It was long viewed internationally as impartial, principled and objective. And that reputational momentum has served it well; 91 per cent of Britons tune in to one of its services each week. It is the largest broadcaster on the planet with an audience of 450 million. Were that a country, only India and China would be more populous.
It has survived various crises and controversies: its first director banned jazz describing it as that “filthy product of modernity”; Winston Churchill believed socialists in its ranks were behind him being banned from its airwaves; until recently, MI5, the UK’s domestic intelligence service, vetted potential staff and marked the files of anyone considered a risk with a secret green stamp; it was accused by MPs of treason during the Falklands War; and it infamously cancelled a documentary that would have outed its favourite son, Jimmy Savile, one of the world’s most prolific pedophiles.
But the damage done to the BBC name in more recent times, as it has evolved into a bastion of Jew-hate, is much more serious. Its flaws and lies and lapses would have killed off a lesser broadcaster.

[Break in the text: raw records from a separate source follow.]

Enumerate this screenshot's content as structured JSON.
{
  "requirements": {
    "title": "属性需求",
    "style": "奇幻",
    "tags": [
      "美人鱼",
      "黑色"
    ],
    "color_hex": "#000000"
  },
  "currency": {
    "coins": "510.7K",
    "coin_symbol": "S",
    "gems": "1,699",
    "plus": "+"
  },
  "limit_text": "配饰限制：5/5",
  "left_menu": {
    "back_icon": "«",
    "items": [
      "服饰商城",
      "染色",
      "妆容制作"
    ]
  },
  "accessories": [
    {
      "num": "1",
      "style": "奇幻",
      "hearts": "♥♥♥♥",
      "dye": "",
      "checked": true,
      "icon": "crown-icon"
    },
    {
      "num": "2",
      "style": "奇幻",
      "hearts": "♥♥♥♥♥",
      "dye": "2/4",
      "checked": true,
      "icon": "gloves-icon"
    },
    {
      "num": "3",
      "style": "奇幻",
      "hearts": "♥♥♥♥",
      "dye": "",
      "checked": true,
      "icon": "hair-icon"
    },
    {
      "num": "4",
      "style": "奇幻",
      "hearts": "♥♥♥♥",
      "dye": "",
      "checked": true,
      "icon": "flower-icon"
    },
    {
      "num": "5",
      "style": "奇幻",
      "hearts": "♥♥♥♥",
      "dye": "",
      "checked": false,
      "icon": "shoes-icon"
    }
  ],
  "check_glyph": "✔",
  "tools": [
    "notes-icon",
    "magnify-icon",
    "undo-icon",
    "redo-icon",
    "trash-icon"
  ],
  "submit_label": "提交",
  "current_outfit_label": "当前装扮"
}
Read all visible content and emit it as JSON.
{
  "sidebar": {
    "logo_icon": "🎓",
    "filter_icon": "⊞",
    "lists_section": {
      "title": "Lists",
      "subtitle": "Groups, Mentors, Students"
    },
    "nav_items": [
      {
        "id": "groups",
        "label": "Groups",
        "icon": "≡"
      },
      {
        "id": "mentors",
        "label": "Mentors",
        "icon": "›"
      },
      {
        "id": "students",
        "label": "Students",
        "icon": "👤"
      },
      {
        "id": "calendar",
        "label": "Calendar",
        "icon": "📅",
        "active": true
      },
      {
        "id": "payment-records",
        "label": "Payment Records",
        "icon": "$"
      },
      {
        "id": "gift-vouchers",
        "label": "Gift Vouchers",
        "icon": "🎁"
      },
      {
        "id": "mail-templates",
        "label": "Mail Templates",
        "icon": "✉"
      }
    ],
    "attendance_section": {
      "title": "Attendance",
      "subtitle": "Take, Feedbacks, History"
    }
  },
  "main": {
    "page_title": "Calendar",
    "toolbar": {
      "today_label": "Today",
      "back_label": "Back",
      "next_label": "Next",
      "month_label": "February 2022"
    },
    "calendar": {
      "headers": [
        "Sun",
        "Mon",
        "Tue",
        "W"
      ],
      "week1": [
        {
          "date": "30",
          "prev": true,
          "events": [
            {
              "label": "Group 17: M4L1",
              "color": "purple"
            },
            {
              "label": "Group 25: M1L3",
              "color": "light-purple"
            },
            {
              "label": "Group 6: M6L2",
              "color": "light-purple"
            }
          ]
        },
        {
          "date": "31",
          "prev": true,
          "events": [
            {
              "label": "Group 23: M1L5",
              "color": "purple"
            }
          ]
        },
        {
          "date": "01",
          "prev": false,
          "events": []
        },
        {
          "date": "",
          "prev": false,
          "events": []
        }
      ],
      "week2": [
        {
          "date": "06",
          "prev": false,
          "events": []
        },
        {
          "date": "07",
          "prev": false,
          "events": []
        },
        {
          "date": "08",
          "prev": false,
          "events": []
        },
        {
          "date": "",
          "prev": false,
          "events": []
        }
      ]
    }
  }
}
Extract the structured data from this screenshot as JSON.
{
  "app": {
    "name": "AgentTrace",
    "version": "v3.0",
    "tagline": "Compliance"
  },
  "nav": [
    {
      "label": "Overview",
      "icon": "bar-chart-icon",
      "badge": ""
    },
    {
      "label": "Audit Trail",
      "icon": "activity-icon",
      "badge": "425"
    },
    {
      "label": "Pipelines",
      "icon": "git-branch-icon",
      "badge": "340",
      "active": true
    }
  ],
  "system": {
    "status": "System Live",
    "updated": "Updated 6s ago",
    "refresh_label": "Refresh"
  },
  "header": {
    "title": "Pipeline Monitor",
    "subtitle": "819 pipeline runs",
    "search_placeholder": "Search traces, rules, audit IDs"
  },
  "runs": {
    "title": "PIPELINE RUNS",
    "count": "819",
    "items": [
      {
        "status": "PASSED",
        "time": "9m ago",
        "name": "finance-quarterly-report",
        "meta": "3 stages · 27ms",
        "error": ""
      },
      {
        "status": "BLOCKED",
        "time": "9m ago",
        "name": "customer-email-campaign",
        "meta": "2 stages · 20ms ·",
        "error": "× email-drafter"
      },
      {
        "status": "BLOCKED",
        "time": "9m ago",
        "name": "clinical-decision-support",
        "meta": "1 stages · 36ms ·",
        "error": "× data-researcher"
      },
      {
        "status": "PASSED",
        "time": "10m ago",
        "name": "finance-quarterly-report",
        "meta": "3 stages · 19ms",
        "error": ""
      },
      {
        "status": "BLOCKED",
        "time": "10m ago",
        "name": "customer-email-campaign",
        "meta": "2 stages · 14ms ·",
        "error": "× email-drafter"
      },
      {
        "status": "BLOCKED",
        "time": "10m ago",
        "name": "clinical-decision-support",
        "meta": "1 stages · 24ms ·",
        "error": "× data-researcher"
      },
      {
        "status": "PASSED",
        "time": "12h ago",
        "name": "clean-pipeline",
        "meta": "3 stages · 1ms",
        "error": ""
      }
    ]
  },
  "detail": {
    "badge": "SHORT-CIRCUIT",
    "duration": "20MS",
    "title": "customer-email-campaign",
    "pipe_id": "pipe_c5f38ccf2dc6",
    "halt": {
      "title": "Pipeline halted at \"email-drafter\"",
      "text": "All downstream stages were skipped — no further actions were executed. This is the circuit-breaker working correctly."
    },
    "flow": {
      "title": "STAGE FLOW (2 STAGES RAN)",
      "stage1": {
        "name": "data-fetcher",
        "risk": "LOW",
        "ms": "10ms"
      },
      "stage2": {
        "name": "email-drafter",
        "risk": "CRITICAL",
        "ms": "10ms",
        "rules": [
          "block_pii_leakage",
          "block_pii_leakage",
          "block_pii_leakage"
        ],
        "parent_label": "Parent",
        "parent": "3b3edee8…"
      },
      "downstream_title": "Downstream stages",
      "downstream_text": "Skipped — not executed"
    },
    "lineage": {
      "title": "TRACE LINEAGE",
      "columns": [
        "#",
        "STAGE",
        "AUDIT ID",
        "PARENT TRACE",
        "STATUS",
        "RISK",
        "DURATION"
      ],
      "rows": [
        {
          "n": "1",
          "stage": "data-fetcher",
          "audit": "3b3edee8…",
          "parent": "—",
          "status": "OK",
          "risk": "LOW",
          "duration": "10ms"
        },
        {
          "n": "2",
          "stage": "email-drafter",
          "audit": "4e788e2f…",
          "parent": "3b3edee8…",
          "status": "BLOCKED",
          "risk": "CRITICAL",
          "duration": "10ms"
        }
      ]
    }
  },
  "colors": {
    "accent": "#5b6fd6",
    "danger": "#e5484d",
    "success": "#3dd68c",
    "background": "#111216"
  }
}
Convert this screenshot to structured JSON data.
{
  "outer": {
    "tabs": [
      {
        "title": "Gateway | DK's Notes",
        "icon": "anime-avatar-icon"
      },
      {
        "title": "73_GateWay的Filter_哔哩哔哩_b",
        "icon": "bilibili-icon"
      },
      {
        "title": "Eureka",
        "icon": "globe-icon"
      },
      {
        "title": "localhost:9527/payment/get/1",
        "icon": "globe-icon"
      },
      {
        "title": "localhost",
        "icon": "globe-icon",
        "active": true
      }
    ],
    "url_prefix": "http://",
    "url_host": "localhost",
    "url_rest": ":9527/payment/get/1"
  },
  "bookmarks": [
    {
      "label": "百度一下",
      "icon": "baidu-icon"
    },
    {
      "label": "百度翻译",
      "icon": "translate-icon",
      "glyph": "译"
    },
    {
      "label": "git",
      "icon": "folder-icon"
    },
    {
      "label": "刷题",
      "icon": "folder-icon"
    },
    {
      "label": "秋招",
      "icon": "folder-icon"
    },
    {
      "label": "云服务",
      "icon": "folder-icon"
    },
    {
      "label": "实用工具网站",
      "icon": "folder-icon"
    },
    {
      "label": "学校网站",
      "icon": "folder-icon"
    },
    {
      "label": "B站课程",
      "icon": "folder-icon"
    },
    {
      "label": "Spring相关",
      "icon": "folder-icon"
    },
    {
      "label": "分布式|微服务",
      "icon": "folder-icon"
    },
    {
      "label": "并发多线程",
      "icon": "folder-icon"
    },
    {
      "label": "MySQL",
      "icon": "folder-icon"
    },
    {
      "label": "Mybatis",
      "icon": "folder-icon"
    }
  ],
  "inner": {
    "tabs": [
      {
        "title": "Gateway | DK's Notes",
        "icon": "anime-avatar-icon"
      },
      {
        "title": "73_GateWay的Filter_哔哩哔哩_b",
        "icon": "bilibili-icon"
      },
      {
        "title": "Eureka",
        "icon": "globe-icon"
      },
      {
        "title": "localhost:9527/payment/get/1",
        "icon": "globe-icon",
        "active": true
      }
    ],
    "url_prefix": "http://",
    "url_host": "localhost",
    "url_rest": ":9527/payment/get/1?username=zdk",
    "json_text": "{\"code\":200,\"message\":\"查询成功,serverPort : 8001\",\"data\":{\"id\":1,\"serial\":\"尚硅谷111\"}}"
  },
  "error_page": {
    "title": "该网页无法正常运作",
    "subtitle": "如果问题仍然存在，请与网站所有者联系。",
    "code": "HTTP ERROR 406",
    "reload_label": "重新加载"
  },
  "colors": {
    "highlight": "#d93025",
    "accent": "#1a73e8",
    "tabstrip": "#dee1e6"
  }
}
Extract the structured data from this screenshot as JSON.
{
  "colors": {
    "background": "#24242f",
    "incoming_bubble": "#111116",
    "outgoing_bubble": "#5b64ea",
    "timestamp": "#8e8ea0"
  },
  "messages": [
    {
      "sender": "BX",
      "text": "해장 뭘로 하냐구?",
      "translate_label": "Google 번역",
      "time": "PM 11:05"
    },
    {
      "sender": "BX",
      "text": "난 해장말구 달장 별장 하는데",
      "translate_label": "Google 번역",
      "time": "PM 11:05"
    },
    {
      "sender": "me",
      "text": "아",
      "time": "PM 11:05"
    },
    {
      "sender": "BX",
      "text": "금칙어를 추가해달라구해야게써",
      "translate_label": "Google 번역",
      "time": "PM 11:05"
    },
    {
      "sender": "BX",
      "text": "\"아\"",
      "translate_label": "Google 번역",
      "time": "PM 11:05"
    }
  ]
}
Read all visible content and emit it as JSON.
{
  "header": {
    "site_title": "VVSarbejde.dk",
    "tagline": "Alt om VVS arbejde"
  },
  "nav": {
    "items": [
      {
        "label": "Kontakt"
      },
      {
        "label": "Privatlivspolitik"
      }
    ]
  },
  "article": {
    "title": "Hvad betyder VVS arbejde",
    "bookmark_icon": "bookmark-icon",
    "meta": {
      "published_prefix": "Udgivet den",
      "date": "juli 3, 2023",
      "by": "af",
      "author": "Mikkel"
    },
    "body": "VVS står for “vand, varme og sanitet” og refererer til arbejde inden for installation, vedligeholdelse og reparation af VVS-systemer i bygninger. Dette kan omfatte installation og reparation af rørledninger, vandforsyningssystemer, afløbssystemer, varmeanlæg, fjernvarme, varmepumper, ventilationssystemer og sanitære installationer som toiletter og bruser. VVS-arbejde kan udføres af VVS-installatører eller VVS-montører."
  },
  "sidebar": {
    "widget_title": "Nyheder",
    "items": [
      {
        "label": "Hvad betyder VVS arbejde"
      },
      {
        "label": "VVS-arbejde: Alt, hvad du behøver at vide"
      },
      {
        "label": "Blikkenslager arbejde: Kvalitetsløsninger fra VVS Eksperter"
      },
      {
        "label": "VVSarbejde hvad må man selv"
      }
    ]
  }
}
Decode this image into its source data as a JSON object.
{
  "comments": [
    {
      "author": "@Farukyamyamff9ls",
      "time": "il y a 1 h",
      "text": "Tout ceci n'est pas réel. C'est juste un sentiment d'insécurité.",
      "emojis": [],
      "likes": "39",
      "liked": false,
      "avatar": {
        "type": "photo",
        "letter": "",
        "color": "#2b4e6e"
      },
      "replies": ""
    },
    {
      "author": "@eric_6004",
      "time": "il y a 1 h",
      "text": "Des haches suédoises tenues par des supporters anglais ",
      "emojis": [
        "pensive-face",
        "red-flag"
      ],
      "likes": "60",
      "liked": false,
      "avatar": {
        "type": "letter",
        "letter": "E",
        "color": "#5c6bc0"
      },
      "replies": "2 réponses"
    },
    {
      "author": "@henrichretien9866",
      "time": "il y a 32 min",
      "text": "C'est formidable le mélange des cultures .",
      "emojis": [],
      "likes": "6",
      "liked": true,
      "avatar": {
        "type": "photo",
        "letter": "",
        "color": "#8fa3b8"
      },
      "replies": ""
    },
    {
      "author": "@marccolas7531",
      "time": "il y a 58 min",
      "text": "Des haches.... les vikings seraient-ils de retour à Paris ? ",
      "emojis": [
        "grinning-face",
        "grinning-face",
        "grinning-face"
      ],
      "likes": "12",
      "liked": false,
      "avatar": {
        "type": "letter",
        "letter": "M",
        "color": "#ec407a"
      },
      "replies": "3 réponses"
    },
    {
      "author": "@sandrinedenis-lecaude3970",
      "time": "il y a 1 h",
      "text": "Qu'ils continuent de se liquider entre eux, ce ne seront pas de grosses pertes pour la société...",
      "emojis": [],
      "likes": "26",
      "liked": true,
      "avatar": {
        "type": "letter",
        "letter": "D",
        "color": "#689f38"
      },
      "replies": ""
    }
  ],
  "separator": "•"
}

Its unrelenting campaign of aggressive anti-Semitism peaked on February 17 with the release of a documentary, Gaza: How to Survive a Warzone, an hour-long film that purported to tell the story of how the war Hamas provoked defines the lives of four young people who live there.
It was stylish Hamas propaganda bankrolled by the British taxpayer.
It was narrated by a then 13-year-old Abdullah and produced by an independent company “overseen” by the BBC. More likely its appalling bias suited too many at the BBC who did not wish to undermine Abdullah’s story. His full name is Abdullah Al-Yazouri. He is the son of Ayman al-Yazouri, a deputy minister for agriculture in the Gaza “government” run by the proscribed terrorists of Hamas, membership of which makes Al-Yazouri senior a terrorist.
It is reported that they are both related to the late Ibrahim Al-Yazouri, a prominent founder of Hamas. Perhaps the old man contributed this to the 1988 Hamas charter: “The Day of Judgement will not come about until Muslims fight Jews and kill them.”
And as deputy minister for agriculture, Ayman should hang his head in shame. Gazans long ago lost the ability to feed themselves.
While their neighbours turned granite into green and made arable land of the desert, Gazans, on being given sole rights over their territory 20 years ago did something extraordinary. Led by Sydney-born former World Bank president James Wolfensohn, a group of Jewish benefactors purchased from the expelled Israeli farmers 3000 greenhouses for more than $20m, (Wolfensohn kicked in $750,000 himself) and transferred their ownership to the Palestinian Authority.
As payback for this noble generosity, the Gazans looted and destroyed the greenhouses. They then spent foreign humanitarian funds on a more than 500km tunnels system where they could live like rats while planning to kill Jews across the border.
Quite what Ayman achieved for agriculture above ground is unrecorded. But he was possibly more efficient than a BBC that failed to join the dots in an effort its own chairman conceded was “a really bad moment”. He told a parliamentary committee: “What has been revealed is a dagger to the heart of the BBC’s claim to be impartial and trustworthy.”
The boy’s mother was paid by the documentary makers despite it being a crime to fund Hamas.
And last week it was revealed that one of the BBC’s regular UK taxpayer-funded correspondents from Gaza, Samer Elzaenen, had posted online that his message to Zionist Jews was: “We are going to take our land back, we love death for Allah’s sake, the same way you love life. We shall burn you as Hitler did, but this time we won’t have a single one of you left.”
It was reported again recently that the BBC still translates the Arabic word Yahud as “Israelis” when they know — because they have stated so in the past — that it means Jews. That is important because at one point in the disputed documentary a Gazan speaks of Yahya Sinwar, the liquidated boss of Hamas who purposely sacrificed thousands of non-combatant Gazans for his cause, and refers to Sinwar’s “jihad against the Jews” but this is translated into fighting “Israeli forces”.
Shamefully, earlier this year, the BBC reported “the Palestinian Red Cross are facilitating the hostage swap in Gaza”. That was not lazy reporting; it revealed the BBC’s mindset. Israel released hundreds of sometimes murderously criminal Palestinians fighters for their innocents who had been kidnapped from their homes and tortured in the tunnels of Gaza for more than a year. Israel takes no hostages.
But the BBC, and our own ABC often chimes in, sees Israelis as vile and Palestinians as virtuous and “report” the news informed by those assumptions.
Britain’s national broadcaster, the BBC, was once great, like the nation it serves.